Thursday, November 6, 2008

Cu Chi Tunnels - Part 1: Introduction

In light of the emergence of the Tunnels of Gaza, which have been dug and developed as a response to prison conditions imposed on the entire Gaza Strip, it is instructive to study other instances of tunnels used to combat oppression, particularly in anti-colonial/anti-imperialist struggles of the Vietnamese people against the French and later the Americans.

All the quotes below are from a book by Tom Mangold and John Penycate, titled,
The Tunnels of Cu-Chi (1986).

"The underground tunnels of Cu Chi were the most complex part of a network that -- at the height of the Vietnam War in the mid sixties -- stretched from the gates of Saigon to the border with Cambodia. There were hundreds of kilometers of tunnels connecting villages, districts, and even provinces. They held living areas, storage depots, ordnance factories, hospitals, headquarters, and almost every other facility that was necessary to the pursuit of the war by the South Vietnam's Communists and that could be accommodated below ground." (p. 15)

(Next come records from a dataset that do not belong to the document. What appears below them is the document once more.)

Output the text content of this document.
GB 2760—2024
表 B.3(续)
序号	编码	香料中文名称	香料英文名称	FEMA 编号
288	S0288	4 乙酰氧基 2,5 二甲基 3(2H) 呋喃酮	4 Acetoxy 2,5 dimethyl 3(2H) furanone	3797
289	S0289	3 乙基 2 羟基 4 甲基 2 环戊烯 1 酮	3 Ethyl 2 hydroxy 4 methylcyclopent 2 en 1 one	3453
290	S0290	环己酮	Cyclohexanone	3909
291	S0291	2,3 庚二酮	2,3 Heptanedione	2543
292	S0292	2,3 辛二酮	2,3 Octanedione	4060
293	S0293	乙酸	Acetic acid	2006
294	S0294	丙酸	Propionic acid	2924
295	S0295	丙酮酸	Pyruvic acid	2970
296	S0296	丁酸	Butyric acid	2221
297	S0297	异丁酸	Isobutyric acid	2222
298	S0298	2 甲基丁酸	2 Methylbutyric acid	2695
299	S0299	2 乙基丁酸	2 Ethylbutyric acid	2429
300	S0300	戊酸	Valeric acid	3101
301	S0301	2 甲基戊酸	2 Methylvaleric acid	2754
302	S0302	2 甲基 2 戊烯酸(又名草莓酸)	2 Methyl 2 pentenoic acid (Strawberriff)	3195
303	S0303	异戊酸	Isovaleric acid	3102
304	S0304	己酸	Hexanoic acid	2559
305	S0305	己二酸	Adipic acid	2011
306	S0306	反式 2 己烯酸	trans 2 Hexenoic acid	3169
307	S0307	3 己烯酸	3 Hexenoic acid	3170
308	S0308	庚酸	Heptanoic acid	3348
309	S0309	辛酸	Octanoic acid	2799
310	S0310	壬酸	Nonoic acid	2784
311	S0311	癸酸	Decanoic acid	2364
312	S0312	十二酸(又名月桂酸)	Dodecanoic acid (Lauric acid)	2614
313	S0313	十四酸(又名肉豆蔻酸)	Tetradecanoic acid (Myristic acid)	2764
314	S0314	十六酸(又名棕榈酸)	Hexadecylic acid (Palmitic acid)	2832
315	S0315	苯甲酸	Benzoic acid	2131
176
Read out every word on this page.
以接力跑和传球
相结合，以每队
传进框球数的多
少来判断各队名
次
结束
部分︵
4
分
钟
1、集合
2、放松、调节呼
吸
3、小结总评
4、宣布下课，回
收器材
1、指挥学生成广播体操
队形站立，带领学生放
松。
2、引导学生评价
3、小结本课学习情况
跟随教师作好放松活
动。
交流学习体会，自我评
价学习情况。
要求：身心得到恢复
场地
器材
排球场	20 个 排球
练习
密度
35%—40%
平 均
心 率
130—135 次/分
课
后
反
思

"No single military engineer designed this vast labyrinth, nor -- despite Vo Nguyen Giap's overall generalship in Hanoi -- did any one commander order it to be built. The tunnels evolved as the natural response of a poorly equipped and mainly local guerrilla army to mid-twentieth century technological warfare. Aircraft, bombs, artillery and chemicals obliged the Viet Cong to live and fight underground ... [By] becoming an army of moles pitched against armies winged into battle by helicopter, the Viet Cong guerrillas, and later the North Vietnamese army, protracted the war to the point of persuading the United States that it was unwinnable. " (p. 15-16)

"The district of Cu Chi (pronounced ku-chi), in what was South Vietnam, became the the most bombed, shelled, gassed, defoliated and generally devastated area in the history of warfare. For years, most of Cu Chi suffered the fate of being a "free fire zone". That meant random artillery fire, known as "harassment and interdiction" rained upon it ... Bomber pilots were encouraged to offload unused explosives and napalm over Cu Chi before returning to base." (p. 17)

"The strategic significance of this part of South Vietnam is self-evident: It straddled the main land and river routes into Saigon. During the war, these were the Viet Cong's supply routes from Cambodia, where the Ho Chi Minh trail from North Vietnam ended. Secondly, Cu Chi district covers the only sizeable territory in South Vietnam across which troops and vehicles can move easily, even in the monsoon rains that fall on the area in summer months every year." (p. 18)

"The tunnels in Cu Chi were originally dug as hiding places for the Viet Minh, the nationalist guerrillas who fought the colonial power, France, in the 1940s and 1950s." (p. 20)

From the prelude, this poem:

The Mother -- The Native Land
by Duong Huong Ly

When she dug the tunnels, her hair was still brown.
Today her head is white as snow.
Under the reach of the guns she digs and digs.
At night the cries of the partridge record the past.
Twenty years, always the land is at war.
The partridge is the night cries out the love of the native land.
The mother, she digs her galleries, defenses,
Protecting each step of her children.
Immeasurable is our native land.
The enemy must drive his probes in everywhere,
Your unfathomable entrails. Mother,
Hide whole divisions under this land.
The dark tunnels make their own light.
The Yankees have captured her.
Under the vengeful blows she says not a word.
They open their eyes wide but are blind.
Cruelly beaten, the mother collapses.
Her body is no more than injuries and wounds.
Her white hair is like snow.
Night after night
The noise of picks shakes the bosom of the earth.
Columns, divisions, rise up from it.
The enemy, seized by panic, see only
Hostile positions around him.
Immeasurable is our native land.
Your entrails, Mother, are unfathomable.